The entire code can be found here:

gist.github.com

https://gist.github.com/ranihorev/8a25b8038f14c96cbba5fc3717247245

Structured_with_text.py

from fastai.text import *
from fastai.structured import proc_df
import pandas as pd
import numpy as np

class MixedInputModelWithText(nn.Module):
    def __init__(self, emb_szs, n_cont, emb_drop, out_sz, szs, drops,
                 y_range=None, use_bn=False, is_reg=True, is_multi=False, n_text=0):
        super().__init__()
        for i, (c, s) in enumerate(emb_szs): assert c > 1, f"cardinality must be >=2, got emb_szs[{i}]: ({c},{s})"
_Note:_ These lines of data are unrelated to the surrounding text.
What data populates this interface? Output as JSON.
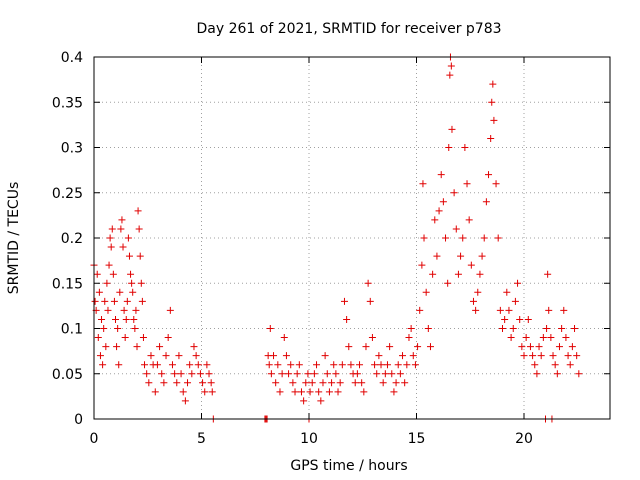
{
  "chart_data": {
    "type": "scatter",
    "title": "Day 261 of 2021, SRMTID for receiver p783",
    "xlabel": "GPS time / hours",
    "ylabel": "SRMTID / TECUs",
    "xlim": [
      0,
      24
    ],
    "ylim": [
      0,
      0.4
    ],
    "x_ticks": [
      0,
      5,
      10,
      15,
      20
    ],
    "x_tick_labels": [
      "0",
      "5",
      "10",
      "15",
      "20"
    ],
    "y_ticks": [
      0,
      0.05,
      0.1,
      0.15,
      0.2,
      0.25,
      0.3,
      0.35,
      0.4
    ],
    "y_tick_labels": [
      "0",
      "0.05",
      "0.1",
      "0.15",
      "0.2",
      "0.25",
      "0.3",
      "0.35",
      "0.4"
    ],
    "grid": true,
    "marker": "+",
    "color": "#e00000",
    "series": [
      {
        "name": "SRMTID",
        "points": [
          [
            0.0,
            0.17
          ],
          [
            0.05,
            0.13
          ],
          [
            0.1,
            0.12
          ],
          [
            0.15,
            0.16
          ],
          [
            0.2,
            0.09
          ],
          [
            0.25,
            0.14
          ],
          [
            0.3,
            0.07
          ],
          [
            0.35,
            0.11
          ],
          [
            0.4,
            0.06
          ],
          [
            0.45,
            0.1
          ],
          [
            0.5,
            0.13
          ],
          [
            0.55,
            0.08
          ],
          [
            0.6,
            0.15
          ],
          [
            0.65,
            0.12
          ],
          [
            0.7,
            0.17
          ],
          [
            0.75,
            0.2
          ],
          [
            0.8,
            0.19
          ],
          [
            0.85,
            0.21
          ],
          [
            0.9,
            0.16
          ],
          [
            0.95,
            0.13
          ],
          [
            1.0,
            0.11
          ],
          [
            1.05,
            0.08
          ],
          [
            1.1,
            0.1
          ],
          [
            1.15,
            0.06
          ],
          [
            1.2,
            0.14
          ],
          [
            1.25,
            0.21
          ],
          [
            1.3,
            0.22
          ],
          [
            1.35,
            0.19
          ],
          [
            1.4,
            0.12
          ],
          [
            1.45,
            0.09
          ],
          [
            1.5,
            0.11
          ],
          [
            1.55,
            0.13
          ],
          [
            1.6,
            0.2
          ],
          [
            1.65,
            0.18
          ],
          [
            1.7,
            0.16
          ],
          [
            1.75,
            0.15
          ],
          [
            1.8,
            0.14
          ],
          [
            1.85,
            0.11
          ],
          [
            1.9,
            0.1
          ],
          [
            1.95,
            0.12
          ],
          [
            2.0,
            0.08
          ],
          [
            2.05,
            0.23
          ],
          [
            2.1,
            0.21
          ],
          [
            2.15,
            0.18
          ],
          [
            2.2,
            0.15
          ],
          [
            2.25,
            0.13
          ],
          [
            2.3,
            0.09
          ],
          [
            2.35,
            0.06
          ],
          [
            2.45,
            0.05
          ],
          [
            2.55,
            0.04
          ],
          [
            2.65,
            0.07
          ],
          [
            2.75,
            0.06
          ],
          [
            2.85,
            0.03
          ],
          [
            2.95,
            0.06
          ],
          [
            3.05,
            0.08
          ],
          [
            3.15,
            0.05
          ],
          [
            3.25,
            0.04
          ],
          [
            3.35,
            0.07
          ],
          [
            3.45,
            0.09
          ],
          [
            3.55,
            0.12
          ],
          [
            3.65,
            0.06
          ],
          [
            3.75,
            0.05
          ],
          [
            3.85,
            0.04
          ],
          [
            3.95,
            0.07
          ],
          [
            4.05,
            0.05
          ],
          [
            4.15,
            0.03
          ],
          [
            4.25,
            0.02
          ],
          [
            4.35,
            0.04
          ],
          [
            4.45,
            0.06
          ],
          [
            4.55,
            0.05
          ],
          [
            4.65,
            0.08
          ],
          [
            4.75,
            0.07
          ],
          [
            4.85,
            0.06
          ],
          [
            4.95,
            0.05
          ],
          [
            5.05,
            0.04
          ],
          [
            5.15,
            0.03
          ],
          [
            5.25,
            0.06
          ],
          [
            5.35,
            0.05
          ],
          [
            5.45,
            0.04
          ],
          [
            5.5,
            0.03
          ],
          [
            5.55,
            0.0
          ],
          [
            7.95,
            0.0
          ],
          [
            8.0,
            0.0
          ],
          [
            8.05,
            0.0
          ],
          [
            8.1,
            0.07
          ],
          [
            8.15,
            0.06
          ],
          [
            8.2,
            0.1
          ],
          [
            8.25,
            0.05
          ],
          [
            8.35,
            0.07
          ],
          [
            8.45,
            0.04
          ],
          [
            8.55,
            0.06
          ],
          [
            8.65,
            0.03
          ],
          [
            8.75,
            0.05
          ],
          [
            8.85,
            0.09
          ],
          [
            8.95,
            0.07
          ],
          [
            9.05,
            0.05
          ],
          [
            9.15,
            0.06
          ],
          [
            9.25,
            0.04
          ],
          [
            9.35,
            0.03
          ],
          [
            9.45,
            0.05
          ],
          [
            9.55,
            0.06
          ],
          [
            9.65,
            0.03
          ],
          [
            9.75,
            0.02
          ],
          [
            9.85,
            0.04
          ],
          [
            9.95,
            0.05
          ],
          [
            10.0,
            0.0
          ],
          [
            10.05,
            0.03
          ],
          [
            10.15,
            0.04
          ],
          [
            10.25,
            0.05
          ],
          [
            10.35,
            0.06
          ],
          [
            10.45,
            0.03
          ],
          [
            10.55,
            0.02
          ],
          [
            10.65,
            0.04
          ],
          [
            10.75,
            0.07
          ],
          [
            10.85,
            0.05
          ],
          [
            10.95,
            0.03
          ],
          [
            11.05,
            0.04
          ],
          [
            11.15,
            0.06
          ],
          [
            11.25,
            0.05
          ],
          [
            11.35,
            0.03
          ],
          [
            11.45,
            0.04
          ],
          [
            11.55,
            0.06
          ],
          [
            11.65,
            0.13
          ],
          [
            11.75,
            0.11
          ],
          [
            11.85,
            0.08
          ],
          [
            11.95,
            0.06
          ],
          [
            12.05,
            0.05
          ],
          [
            12.15,
            0.04
          ],
          [
            12.25,
            0.05
          ],
          [
            12.35,
            0.06
          ],
          [
            12.45,
            0.04
          ],
          [
            12.55,
            0.03
          ],
          [
            12.65,
            0.08
          ],
          [
            12.75,
            0.15
          ],
          [
            12.85,
            0.13
          ],
          [
            12.95,
            0.09
          ],
          [
            13.05,
            0.06
          ],
          [
            13.15,
            0.05
          ],
          [
            13.25,
            0.07
          ],
          [
            13.35,
            0.06
          ],
          [
            13.45,
            0.04
          ],
          [
            13.55,
            0.05
          ],
          [
            13.65,
            0.06
          ],
          [
            13.75,
            0.08
          ],
          [
            13.85,
            0.05
          ],
          [
            13.95,
            0.03
          ],
          [
            14.05,
            0.04
          ],
          [
            14.15,
            0.06
          ],
          [
            14.25,
            0.05
          ],
          [
            14.35,
            0.07
          ],
          [
            14.45,
            0.04
          ],
          [
            14.55,
            0.06
          ],
          [
            14.65,
            0.09
          ],
          [
            14.75,
            0.1
          ],
          [
            14.85,
            0.07
          ],
          [
            14.95,
            0.06
          ],
          [
            15.05,
            0.08
          ],
          [
            15.15,
            0.12
          ],
          [
            15.25,
            0.17
          ],
          [
            15.3,
            0.26
          ],
          [
            15.35,
            0.2
          ],
          [
            15.45,
            0.14
          ],
          [
            15.55,
            0.1
          ],
          [
            15.65,
            0.08
          ],
          [
            15.75,
            0.16
          ],
          [
            15.85,
            0.22
          ],
          [
            15.95,
            0.18
          ],
          [
            16.05,
            0.23
          ],
          [
            16.15,
            0.27
          ],
          [
            16.25,
            0.24
          ],
          [
            16.35,
            0.2
          ],
          [
            16.45,
            0.15
          ],
          [
            16.5,
            0.3
          ],
          [
            16.55,
            0.38
          ],
          [
            16.58,
            0.4
          ],
          [
            16.62,
            0.39
          ],
          [
            16.65,
            0.32
          ],
          [
            16.75,
            0.25
          ],
          [
            16.85,
            0.21
          ],
          [
            16.95,
            0.16
          ],
          [
            17.05,
            0.18
          ],
          [
            17.15,
            0.2
          ],
          [
            17.25,
            0.3
          ],
          [
            17.35,
            0.26
          ],
          [
            17.45,
            0.22
          ],
          [
            17.55,
            0.17
          ],
          [
            17.65,
            0.13
          ],
          [
            17.75,
            0.12
          ],
          [
            17.85,
            0.14
          ],
          [
            17.95,
            0.16
          ],
          [
            18.05,
            0.18
          ],
          [
            18.15,
            0.2
          ],
          [
            18.25,
            0.24
          ],
          [
            18.35,
            0.27
          ],
          [
            18.45,
            0.31
          ],
          [
            18.5,
            0.35
          ],
          [
            18.55,
            0.37
          ],
          [
            18.6,
            0.33
          ],
          [
            18.7,
            0.26
          ],
          [
            18.8,
            0.2
          ],
          [
            18.9,
            0.12
          ],
          [
            19.0,
            0.1
          ],
          [
            19.1,
            0.11
          ],
          [
            19.2,
            0.14
          ],
          [
            19.3,
            0.12
          ],
          [
            19.4,
            0.09
          ],
          [
            19.5,
            0.1
          ],
          [
            19.6,
            0.13
          ],
          [
            19.7,
            0.15
          ],
          [
            19.8,
            0.11
          ],
          [
            19.9,
            0.08
          ],
          [
            20.0,
            0.07
          ],
          [
            20.1,
            0.09
          ],
          [
            20.2,
            0.11
          ],
          [
            20.3,
            0.08
          ],
          [
            20.4,
            0.07
          ],
          [
            20.5,
            0.06
          ],
          [
            20.6,
            0.05
          ],
          [
            20.7,
            0.08
          ],
          [
            20.8,
            0.07
          ],
          [
            20.9,
            0.09
          ],
          [
            21.0,
            0.0
          ],
          [
            21.05,
            0.1
          ],
          [
            21.1,
            0.16
          ],
          [
            21.15,
            0.12
          ],
          [
            21.25,
            0.09
          ],
          [
            21.3,
            0.0
          ],
          [
            21.35,
            0.07
          ],
          [
            21.45,
            0.06
          ],
          [
            21.55,
            0.05
          ],
          [
            21.65,
            0.08
          ],
          [
            21.75,
            0.1
          ],
          [
            21.85,
            0.12
          ],
          [
            21.95,
            0.09
          ],
          [
            22.05,
            0.07
          ],
          [
            22.15,
            0.06
          ],
          [
            22.25,
            0.08
          ],
          [
            22.35,
            0.1
          ],
          [
            22.45,
            0.07
          ],
          [
            22.55,
            0.05
          ]
        ]
      }
    ]
  }
}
This file has been truncated. show original

my_dataset.py

class MyDataset(Dataset):
    def __init__(self, cats, conts, texts, y, is_reg, is_multi, reverse_text=False):
        n = len(cats[0]) if cats else len(conts[0])
        self.cats  = np.stack(cats,  1).astype(np.int64) if cats  else np.zeros((n,1))
        self.conts = np.stack(conts, 1).astype(np.float32) if conts else np.zeros((n,1))
        self.texts = np.zeros((n,1)) if texts is None else np.array(texts)
        self.y     = np.zeros((n,1)) if y is None else np.array(y).reshape(-1, 1).astype(np.float32)
        if is_reg:
            self.y =  self.y[:,None]
        self.is_reg = is_reg

This file has been truncated. show original

my_learner.py

class MyModel(BasicModel):
    def get_layer_groups(self):
        m=self.model
        return [m.rnn_enc, m.structured_model]
    
class MyLearner(Learner):
    def __init__(self, data, models, **kwargs):
        super().__init__(data, models, **kwargs)

    def _get_crit(self, data):

This file has been truncated. show original

You can also load Wikipedia LM weights, or any other LM, to improve your initial RNN weights by:
load_model(learner.model.rnn_enc, '<your_LM>')
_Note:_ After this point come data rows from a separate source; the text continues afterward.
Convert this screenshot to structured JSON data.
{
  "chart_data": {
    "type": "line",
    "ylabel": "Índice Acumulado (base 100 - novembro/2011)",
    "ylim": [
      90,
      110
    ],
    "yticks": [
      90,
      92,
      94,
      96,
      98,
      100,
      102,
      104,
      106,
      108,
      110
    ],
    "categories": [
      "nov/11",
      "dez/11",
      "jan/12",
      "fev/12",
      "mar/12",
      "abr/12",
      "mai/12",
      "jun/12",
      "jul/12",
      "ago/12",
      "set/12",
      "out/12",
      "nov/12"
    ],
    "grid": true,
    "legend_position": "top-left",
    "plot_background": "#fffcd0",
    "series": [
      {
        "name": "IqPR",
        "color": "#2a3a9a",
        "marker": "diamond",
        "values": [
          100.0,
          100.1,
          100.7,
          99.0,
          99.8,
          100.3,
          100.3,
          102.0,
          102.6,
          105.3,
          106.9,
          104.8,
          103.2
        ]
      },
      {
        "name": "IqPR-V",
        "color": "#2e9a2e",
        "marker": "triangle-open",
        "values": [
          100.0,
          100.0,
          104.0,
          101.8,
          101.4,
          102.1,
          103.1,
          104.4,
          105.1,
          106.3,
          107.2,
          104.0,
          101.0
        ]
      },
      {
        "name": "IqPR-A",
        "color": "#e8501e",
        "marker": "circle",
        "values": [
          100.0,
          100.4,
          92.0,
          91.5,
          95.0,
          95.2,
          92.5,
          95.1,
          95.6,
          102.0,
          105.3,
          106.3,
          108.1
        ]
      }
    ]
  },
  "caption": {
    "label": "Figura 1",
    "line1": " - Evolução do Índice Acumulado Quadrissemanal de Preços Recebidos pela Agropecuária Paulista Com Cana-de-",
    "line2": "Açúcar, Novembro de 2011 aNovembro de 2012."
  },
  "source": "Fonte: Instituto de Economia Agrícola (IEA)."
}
I’d love to get your feedback!
Hope it helps anyone

knesgood · September 21, 2018, 2:05pm

This looks very cool - I’ll be sure to check it out!
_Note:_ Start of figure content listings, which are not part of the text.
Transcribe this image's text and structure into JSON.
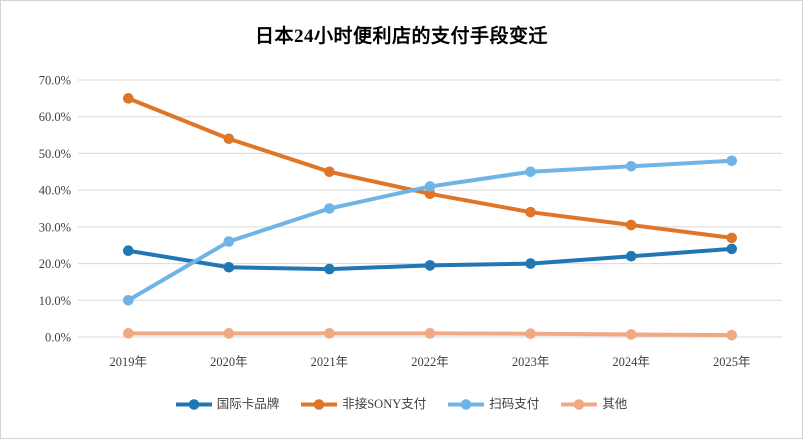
{
  "frame": {
    "background": "#FFFFFF",
    "border_color": "#D4D4D4"
  },
  "chart_data": {
    "type": "line",
    "title": "日本24小时便利店的支付手段变迁",
    "categories": [
      "2019年",
      "2020年",
      "2021年",
      "2022年",
      "2023年",
      "2024年",
      "2025年"
    ],
    "series": [
      {
        "name": "国际卡品牌",
        "color": "#2077B4",
        "values": [
          23.5,
          19.0,
          18.5,
          19.5,
          20.0,
          22.0,
          24.0
        ]
      },
      {
        "name": "非接SONY支付",
        "color": "#DF7527",
        "values": [
          65.0,
          54.0,
          45.0,
          39.0,
          34.0,
          30.5,
          27.0
        ]
      },
      {
        "name": "扫码支付",
        "color": "#6FB4E6",
        "values": [
          10.0,
          26.0,
          35.0,
          41.0,
          45.0,
          46.5,
          48.0
        ]
      },
      {
        "name": "其他",
        "color": "#F1A983",
        "values": [
          1.0,
          1.0,
          1.0,
          1.0,
          0.9,
          0.7,
          0.5
        ]
      }
    ],
    "xlabel": "",
    "ylabel": "",
    "ylim": [
      0,
      70
    ],
    "ytick_labels": [
      "0.0%",
      "10.0%",
      "20.0%",
      "30.0%",
      "40.0%",
      "50.0%",
      "60.0%",
      "70.0%"
    ],
    "grid": "horizontal",
    "gridline_color": "#D9D9D9",
    "tick_label_color": "#404040",
    "legend_position": "bottom"
  }
}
britton · December 14, 2018, 5:59am

This is exactly what I’m trying to do as well! Trying to run it with my dataset now, and working through a few hiccups. I may post some questions for you here

britton · January 5, 2019, 3:12am

Hey there, I’m currently working out the ‘build learner’ part of your code that calls RNN_Structured_regressor.

I’m defining things like batch size, emb size, etc. but I’m confused about that text_ntoken argument.

Is it the total number of tokens in the text columns of my dataset? Or is it per text column, or something? Do you know of a way to find that number? What does it do down the line in the code? I don’t see that argument actually used anywhere further down in the custom MultiBatchRNN that is called.

Thanks!

ranih · January 5, 2019, 6:25am

Oh, I forgot to add some of the hyper-parameters to that code (I added them below). text_ntoken is the size of your dictionary, probably somewhere between 10k to 50k.

text_emb_sz = 400
text_n_hid = 1150 # size of hidden layer
text_n_layers = 3
text_pad_token = 1 # position of padding token
struct_layers_szs=[1000, 500]

wd=1e-7
text_bptt=16
text_max_seq=text_bptt*10
text_ntoken = len(itos)
bs=30

britton · January 5, 2019, 6:42am

thanks! I’ll give it a try with those updates.